No matter how far you travel from where you were born you are never truly lost if you open your heart to the wild. For there is wild in every corner of the earth. Whether it is splashing in a cold lake on a hot day, pulling yourself up a mountain or hanging on for dear life on the back of a horse.
You can find home in a million places but you have to find you first.
Everything falls into place after that.
The first day of the season.
Geese were paddling gaily in the open stretches of lake streams. The wind was playing in the eaves as a scandic child would in snow. Only hazes of clouds that could have been, floated in the clear blue. There was nothing missing here. It was everything and nothing.
Nothing we needed. Nothing we couldn’t over come.
Everything was just the two us walking through a wood.
Chipmunks spitting out nut shells, baby squirrels leaping from bed to branch and the water snakes slithering in the under growth, this is living.
So many have been denied the art of living.
Everyday the same.
It doesn’t have to be us.
And it doesn’t have to be you.
Paint like you did when you were four with your fingers all in that mess.
Run like you were running the olympics. Run to all those dreams your adult self decided weren’t meant to be.
Yes, you have to work to live, but you must always remember that you live for you.

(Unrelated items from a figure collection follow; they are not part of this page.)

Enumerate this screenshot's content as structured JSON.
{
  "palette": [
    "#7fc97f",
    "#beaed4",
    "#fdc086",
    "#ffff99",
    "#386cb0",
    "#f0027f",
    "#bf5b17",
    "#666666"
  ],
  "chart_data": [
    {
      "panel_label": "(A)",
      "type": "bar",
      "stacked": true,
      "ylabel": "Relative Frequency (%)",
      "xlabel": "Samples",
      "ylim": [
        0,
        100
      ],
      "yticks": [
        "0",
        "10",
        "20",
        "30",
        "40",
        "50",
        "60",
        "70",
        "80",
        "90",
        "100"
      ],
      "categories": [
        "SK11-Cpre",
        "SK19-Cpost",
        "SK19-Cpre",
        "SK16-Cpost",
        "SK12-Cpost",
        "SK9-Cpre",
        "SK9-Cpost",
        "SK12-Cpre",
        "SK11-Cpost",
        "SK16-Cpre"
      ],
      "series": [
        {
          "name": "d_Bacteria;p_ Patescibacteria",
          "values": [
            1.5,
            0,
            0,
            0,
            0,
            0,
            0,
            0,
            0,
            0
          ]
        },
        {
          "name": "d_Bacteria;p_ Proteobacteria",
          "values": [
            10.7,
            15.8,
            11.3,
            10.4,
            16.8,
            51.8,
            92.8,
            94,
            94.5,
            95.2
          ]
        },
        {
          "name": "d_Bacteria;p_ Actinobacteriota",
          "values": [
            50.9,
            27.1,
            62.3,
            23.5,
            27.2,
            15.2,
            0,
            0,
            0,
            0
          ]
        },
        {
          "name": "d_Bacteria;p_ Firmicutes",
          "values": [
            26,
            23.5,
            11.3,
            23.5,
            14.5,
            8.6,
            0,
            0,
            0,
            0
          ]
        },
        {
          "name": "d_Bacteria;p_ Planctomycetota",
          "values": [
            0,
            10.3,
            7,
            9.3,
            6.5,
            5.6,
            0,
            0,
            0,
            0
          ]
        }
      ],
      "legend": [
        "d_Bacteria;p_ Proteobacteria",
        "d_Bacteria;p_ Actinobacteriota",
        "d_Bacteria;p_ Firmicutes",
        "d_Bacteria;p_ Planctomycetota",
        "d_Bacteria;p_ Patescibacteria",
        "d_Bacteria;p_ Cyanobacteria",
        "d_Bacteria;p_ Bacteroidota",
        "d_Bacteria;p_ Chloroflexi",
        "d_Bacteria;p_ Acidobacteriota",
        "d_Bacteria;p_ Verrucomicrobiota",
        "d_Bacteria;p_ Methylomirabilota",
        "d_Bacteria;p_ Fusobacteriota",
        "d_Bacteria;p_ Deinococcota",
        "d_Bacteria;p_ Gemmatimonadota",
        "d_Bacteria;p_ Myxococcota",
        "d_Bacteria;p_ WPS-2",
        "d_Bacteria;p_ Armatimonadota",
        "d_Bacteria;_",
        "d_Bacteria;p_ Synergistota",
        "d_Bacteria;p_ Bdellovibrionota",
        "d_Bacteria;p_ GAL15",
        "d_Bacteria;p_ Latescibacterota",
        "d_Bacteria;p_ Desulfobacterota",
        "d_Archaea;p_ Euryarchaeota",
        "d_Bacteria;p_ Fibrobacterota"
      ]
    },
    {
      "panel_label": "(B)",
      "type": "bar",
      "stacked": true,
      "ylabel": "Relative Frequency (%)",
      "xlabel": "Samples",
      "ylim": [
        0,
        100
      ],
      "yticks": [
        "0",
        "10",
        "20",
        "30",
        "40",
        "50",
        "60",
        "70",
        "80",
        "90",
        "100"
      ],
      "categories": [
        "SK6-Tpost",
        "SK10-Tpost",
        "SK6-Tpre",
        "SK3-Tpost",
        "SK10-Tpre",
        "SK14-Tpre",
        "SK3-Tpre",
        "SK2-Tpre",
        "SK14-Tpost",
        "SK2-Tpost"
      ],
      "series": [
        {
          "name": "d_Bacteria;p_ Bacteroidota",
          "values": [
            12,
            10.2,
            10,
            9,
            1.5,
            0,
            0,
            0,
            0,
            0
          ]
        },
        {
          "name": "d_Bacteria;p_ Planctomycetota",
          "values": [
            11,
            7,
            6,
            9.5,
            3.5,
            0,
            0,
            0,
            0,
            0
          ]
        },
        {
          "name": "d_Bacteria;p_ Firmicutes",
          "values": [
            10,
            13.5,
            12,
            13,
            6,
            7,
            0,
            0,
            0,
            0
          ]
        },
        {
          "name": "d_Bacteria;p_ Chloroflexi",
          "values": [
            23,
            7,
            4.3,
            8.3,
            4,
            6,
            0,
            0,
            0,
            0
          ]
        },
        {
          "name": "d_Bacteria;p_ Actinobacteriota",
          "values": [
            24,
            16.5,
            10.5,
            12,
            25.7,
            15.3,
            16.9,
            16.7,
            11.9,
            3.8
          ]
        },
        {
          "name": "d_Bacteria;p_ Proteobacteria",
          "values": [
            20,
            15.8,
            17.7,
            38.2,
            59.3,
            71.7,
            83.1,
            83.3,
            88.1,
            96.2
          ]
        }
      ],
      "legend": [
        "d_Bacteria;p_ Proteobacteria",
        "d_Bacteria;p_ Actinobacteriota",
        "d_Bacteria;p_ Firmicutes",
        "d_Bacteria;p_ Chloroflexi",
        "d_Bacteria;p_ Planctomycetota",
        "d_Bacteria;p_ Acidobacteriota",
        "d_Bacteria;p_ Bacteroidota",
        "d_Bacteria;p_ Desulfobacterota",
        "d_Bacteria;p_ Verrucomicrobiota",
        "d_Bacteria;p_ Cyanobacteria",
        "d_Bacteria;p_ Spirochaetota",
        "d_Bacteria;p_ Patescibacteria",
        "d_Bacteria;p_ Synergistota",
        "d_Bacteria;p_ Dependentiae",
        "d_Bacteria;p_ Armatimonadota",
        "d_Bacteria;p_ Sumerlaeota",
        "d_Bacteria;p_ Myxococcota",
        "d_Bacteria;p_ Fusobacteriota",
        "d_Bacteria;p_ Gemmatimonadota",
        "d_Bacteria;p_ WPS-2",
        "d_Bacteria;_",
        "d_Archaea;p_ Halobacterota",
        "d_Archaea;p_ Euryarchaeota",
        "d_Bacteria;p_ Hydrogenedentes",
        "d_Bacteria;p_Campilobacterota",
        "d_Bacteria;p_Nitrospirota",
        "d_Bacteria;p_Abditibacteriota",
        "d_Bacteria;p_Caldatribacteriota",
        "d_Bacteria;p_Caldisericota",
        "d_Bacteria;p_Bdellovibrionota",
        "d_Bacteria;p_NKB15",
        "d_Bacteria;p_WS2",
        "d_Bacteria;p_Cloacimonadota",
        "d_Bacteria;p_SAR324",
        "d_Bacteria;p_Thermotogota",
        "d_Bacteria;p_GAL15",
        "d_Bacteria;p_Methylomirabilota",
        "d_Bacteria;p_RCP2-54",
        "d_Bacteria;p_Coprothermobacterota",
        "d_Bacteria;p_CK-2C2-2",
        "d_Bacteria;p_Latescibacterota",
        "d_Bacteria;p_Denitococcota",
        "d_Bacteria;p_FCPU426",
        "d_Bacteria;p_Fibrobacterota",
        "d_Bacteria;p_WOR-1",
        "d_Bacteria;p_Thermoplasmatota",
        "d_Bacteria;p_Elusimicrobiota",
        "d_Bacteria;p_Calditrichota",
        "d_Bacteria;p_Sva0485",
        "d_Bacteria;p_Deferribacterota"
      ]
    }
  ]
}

The wild will always be calling you — open the damn window and listen.
Like my ancestors before me, i travelled so many miles from my little home in Denmark all those years ago; to wake up every morning under a new sun and see what the world had to offer me.
Walking the path of a wanderer in the free of it.
That meant putting certain things on hold and risking everything to find something bigger or better.
My love of the stage, comedy, sailing which was like breathing to me and the old captain who lives on without me.
Its all worlds away now.
And whilst my family and my shipmate, live all those thousands of miles from me — i know that i carry them with me on my shoulders everyday.
The hardships, the laughter and the memories.
The days we sailed through life without a care for anything.
With every post card, every photo in an envelope — they can live as i do.
In the mountains.
On the Texas plains.
By the sea.
I’d be lying if i said it wasn’t terribly hard to be gone, but you have to walk the way your heart goes.
Mine raced far ahead of me with the wind.
Who am i to deny it?
As long as the wind blows i’ll never catch it.
The wind will never stop blowing, and i shall always trail my heart to wherever it is supposed to go.
I don’t where i’ll end up but i’m lucky to have someone to go with me.
This weekend we lost ourselves in these woods.
We laughed like idiots, i got my feet wet and Jack turned into Gandalf the blue-eyed.
And as i mentioned on facebook,
no one got eaten by a bear.
“Remember the quiet wonders. The world has more need of them than it has for warriors.”